The Sew Over It instructions call for pinning the waistband in place on the wrong side (inside of the skirt) and transferring pins, one by one, to the right side (outside of the skirt). There’s no need to move pins. Instead, trust your sense of touch and pin in the ditch (the wasitband seamline). Check your progress as you pin to ensure the pins are grabbing the waistband on the wrong side.
Here’s how I would rewrite Step 15: Fold the waistband in half, wrong sides together. Align the folded edge just over (1 millimeter) the skirt seam. Gently press the waistband to set the fold; this will make pinning easier. Pin in the ditch from the right side.

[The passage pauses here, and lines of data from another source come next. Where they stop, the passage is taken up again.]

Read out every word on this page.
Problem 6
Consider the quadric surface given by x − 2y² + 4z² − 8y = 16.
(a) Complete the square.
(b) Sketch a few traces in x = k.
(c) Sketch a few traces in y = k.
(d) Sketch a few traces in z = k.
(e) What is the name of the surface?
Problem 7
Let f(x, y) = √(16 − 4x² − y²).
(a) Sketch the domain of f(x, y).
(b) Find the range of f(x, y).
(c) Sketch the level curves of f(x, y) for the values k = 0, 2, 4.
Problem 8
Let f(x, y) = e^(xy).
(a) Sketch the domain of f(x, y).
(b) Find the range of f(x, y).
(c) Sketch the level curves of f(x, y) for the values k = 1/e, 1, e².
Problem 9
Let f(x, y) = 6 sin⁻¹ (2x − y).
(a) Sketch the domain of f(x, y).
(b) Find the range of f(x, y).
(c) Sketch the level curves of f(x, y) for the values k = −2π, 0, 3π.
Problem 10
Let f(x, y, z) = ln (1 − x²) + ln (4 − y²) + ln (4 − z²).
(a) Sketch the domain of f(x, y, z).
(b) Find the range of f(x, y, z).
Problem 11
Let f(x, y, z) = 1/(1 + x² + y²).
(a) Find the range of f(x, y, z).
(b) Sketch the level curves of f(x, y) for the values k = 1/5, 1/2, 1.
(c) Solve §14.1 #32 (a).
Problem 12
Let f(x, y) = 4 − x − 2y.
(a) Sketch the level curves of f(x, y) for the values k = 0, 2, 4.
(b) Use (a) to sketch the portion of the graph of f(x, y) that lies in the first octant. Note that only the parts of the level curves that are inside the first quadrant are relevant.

Trust your stitching guide
Step 16 instructs you to topstitch around the waistband, 2 millimeters from the edge. I didn’t follow this exactly, and I suggest you do the same. Stitch as close to the edge as you please. For me, that meant using the tiniest increment on my seam guide foot (marked in red above). Without that guide, my topstitching gets messy.
If you’d like a more formal waistband, stitch in the ditch instead and omit the topstitching.
Be wise about notches
The center back notches on the waistband pattern piece don’t align (see white circles above), and this could confuse sewists. Sew Over It could improve this pattern by aligning the center back notches on the waistband pattern piece and also adding a center back notch to the skirt back pattern piece.
Another improvement Sew Over could make is noting that notches on either side of the waistband center notch align with the side seams of the skirt. Maybe that’s obvious to experienced sewists, but because the pattern is great for newbies, Sew Over It should call out that alignment tip.
Mark buttonholes before cutting
Step 18 instructs you to “mark your buttonholes using the guide on the pattern.” So, does this mean that you don’t mark them when you’re cutting the fabric? I question this advice.
I say mark buttonholes when you’re cutting fabric, because aligning the paper pattern pieces AFTER you’ve sewn so much of the skirt is asking for trouble. Give yourself a baseline for button/hole placement.
Use stitching to align overlap
The instructions, to me, weren’t clear about how to align the right front side (buttonholes) over the left front side (buttons). I lined up the right edge at the line of stitching on the left front side (marked in red above). I don’t know if this was correct, but it worked for me. Sew Over It could improve these instructions by clarifying where the right should overlap on the left side. A photo would be extremely helpful!